Un bon coup de Gueule

Le coup de gueule du mois

Pendant une quinzaine d’années, Dominique Watrin a publié mensuellement sur ce site une chronique « coup de poing » sur une sujet majeur (ou mineur) inspiré par l’actualité chaude (et quelquefois simultanément glaciale) du mois. Ces textes parfois repris sur les planches pour des cours de seul-en-scène, parfois même étudiés dans les écoles, mêlaient faits de société, vérité pas bonne à dire et mauvaise foi à peine dissimulée, le tout sous une forme courte, choc, mais incroyablement digeste. À lire ou à relire… pour le plaisir ou le déplaisir !

La malédiction des poux

Comme le reste, l’épidémie des poux de la rentrée des classes, c’était mieux avant. À mon époque, dans les cours de récré, il n’y avait que trois choses qu’on collectionnait : les billes qu’on se disputait à coups de batailles acharnées qui transformaient nos pouces en gros flageolets tuméfiés, les figurines Panini un printemps sur quatre parce qu’à cette époque, le foot, c’était à dose digeste et puis, l’incontournable, l’indémodable, les poux de la rentrée.

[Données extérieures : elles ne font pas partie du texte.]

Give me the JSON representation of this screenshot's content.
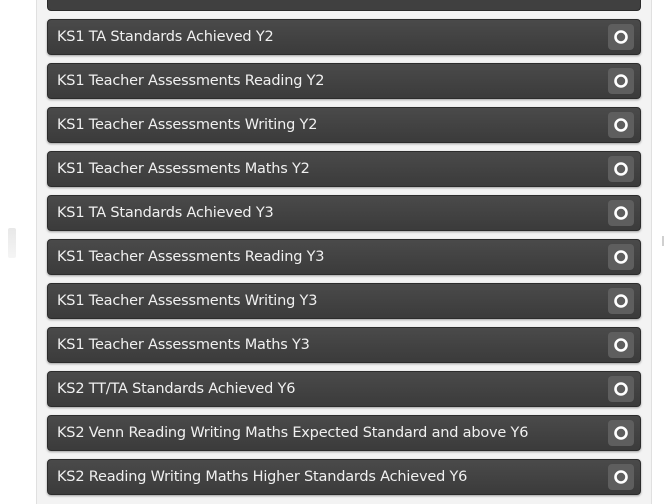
{
  "reports": {
    "items": [
      {
        "label": "KS1 TA Standards Achieved Y2",
        "icon": "circle-icon"
      },
      {
        "label": "KS1 Teacher Assessments Reading Y2",
        "icon": "circle-icon"
      },
      {
        "label": "KS1 Teacher Assessments Writing Y2",
        "icon": "circle-icon"
      },
      {
        "label": "KS1 Teacher Assessments Maths Y2",
        "icon": "circle-icon"
      },
      {
        "label": "KS1 TA Standards Achieved Y3",
        "icon": "circle-icon"
      },
      {
        "label": "KS1 Teacher Assessments Reading Y3",
        "icon": "circle-icon"
      },
      {
        "label": "KS1 Teacher Assessments Writing Y3",
        "icon": "circle-icon"
      },
      {
        "label": "KS1 Teacher Assessments Maths Y3",
        "icon": "circle-icon"
      },
      {
        "label": "KS2 TT/TA Standards Achieved Y6",
        "icon": "circle-icon"
      },
      {
        "label": "KS2 Venn Reading Writing Maths Expected Standard and above Y6",
        "icon": "circle-icon"
      },
      {
        "label": "KS2 Reading Writing Maths Higher Standards Achieved Y6",
        "icon": "circle-icon"
      }
    ]
  },
  "colors": {
    "item_background": "#404040",
    "item_text": "#f0f0f0",
    "button_background": "#5e5e5e"
  }
}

Les poux, c’étaient les billes et les figurines Panini des pauvres et des malchanceux. À l’époque, pas besoin d’avertissement terrorisant et culpabilisateur des enseignants, d’affiches colorées dans les couloirs de l’école ni de circulaire péremptoire imposée dans les cartables : les poux, on savait qu’ils étaient là. C’était en quelque sorte l’arrivée des poux qui annonçait le départ des hirondelles. Et pas besoin de dépenser une fortune pour les avoir : la livraison était gratuite et anonyme et les échanges aussi nombreux que dénués d’entourloupes de collectionneurs vicelards, c’était excellent pour éviter la consanguinité des poux. Pas question non plus de fanfaronner en hurlant « Regarde celui-là, je parie que tu n’en as pas des si gros ! », les poux se portaient discrètement… parce qu’ils constituaient un attribut honteux. Pas comme le caca qu’on avait fait dans sa culotte, mais presque.

L’inconvénient pour les uns et l’avantage pour les autres, c’est que les élèves n’étaient pas égaux face aux poux. Il y avait les éternels épargnés (dont je faisais partie et ce n’est que justice parce que j’étais gentil à ce temps-là) et les martyrs récurrents dont le crâne servait de champ de course à ces sémillants parasites à chaque rentrée scolaire. Pour les mères de ces victimes, le raz-de-marée de poux était une opprobre annuelle à affronter. Leur seule arme était de seriner des « Il a une tête à poux, hein, lui ! C’est incroyable, c’est chaque année… » à répétition pour essayer d’effacer la mine dégoûtée et un tantinet suspicieuse des autres mères.

Se voulant à la fois radical et rapide, le combat contre les poux qui suivait le déclenchement de l’alerte avait des allures de rituels sorciers. L’insecticide de l’époque étant sans doute plus proche du gaz moutarde de 14-18 que des sprays et shampoings d’aujourd’hui aux parfums citron, cannelle ou vanille, la méthode d’éradication généralement utilisée relevait davantage de l’artisanat. Et les esprits bricoleurs des parents pouvaient s’en donner à cœur joie.

J’avais surpris, un jour, le père d’un petit voisin, assis sur le pas de sa porte, l’enfant assis devant lui, la tête penchée. Armé d’un peigne dans une main et d’un marteau dans l’autre, il peignait scrupuleusement la chevelure hirsute de son descendant au-dessus d’un journal ouvert et écrasait chaque pou qui tombait d’un retentissant coup de marteau. Ce spectacle furtif m’avait plus traumatisé que s’il lui avait infligé une raclée, pantalon baissé sur les bottines.

Mais la technique de lutte contre les poux la plus singulière à laquelle j’ai été confronté, c’est dans la classe voisine de la mienne qu’elle s’est déroulée. Deux frères à la toison rebelle y connaissaient, chaque année en septembre, une tonte en règle et par étape. Comme des moutons que leur berger aurait libéré de leur toison par tranches. Un jour, ils apparaissaient, le bas de la nuque nue. Un peu plus tard, au gré de l’emploi du temps et sans doute des virées au bistrot de leur père, c’était l’ensemble de leur nuque qui était délestée de leur crinière, leur imposant une version très personnelle de la coiffure du Professeur Tournesol. Et ainsi de suite pour se retrouver, le zèle du paternel s’étiolant progressivement, avec la boule complètement à zéro vers Noël. Quand tous les poux, animaux sûrement migrateurs puisqu’ils disparaissaient pour un an, étaient probablement déjà partis chanter « Jingle Bells » du côté de l’hémisphère sud.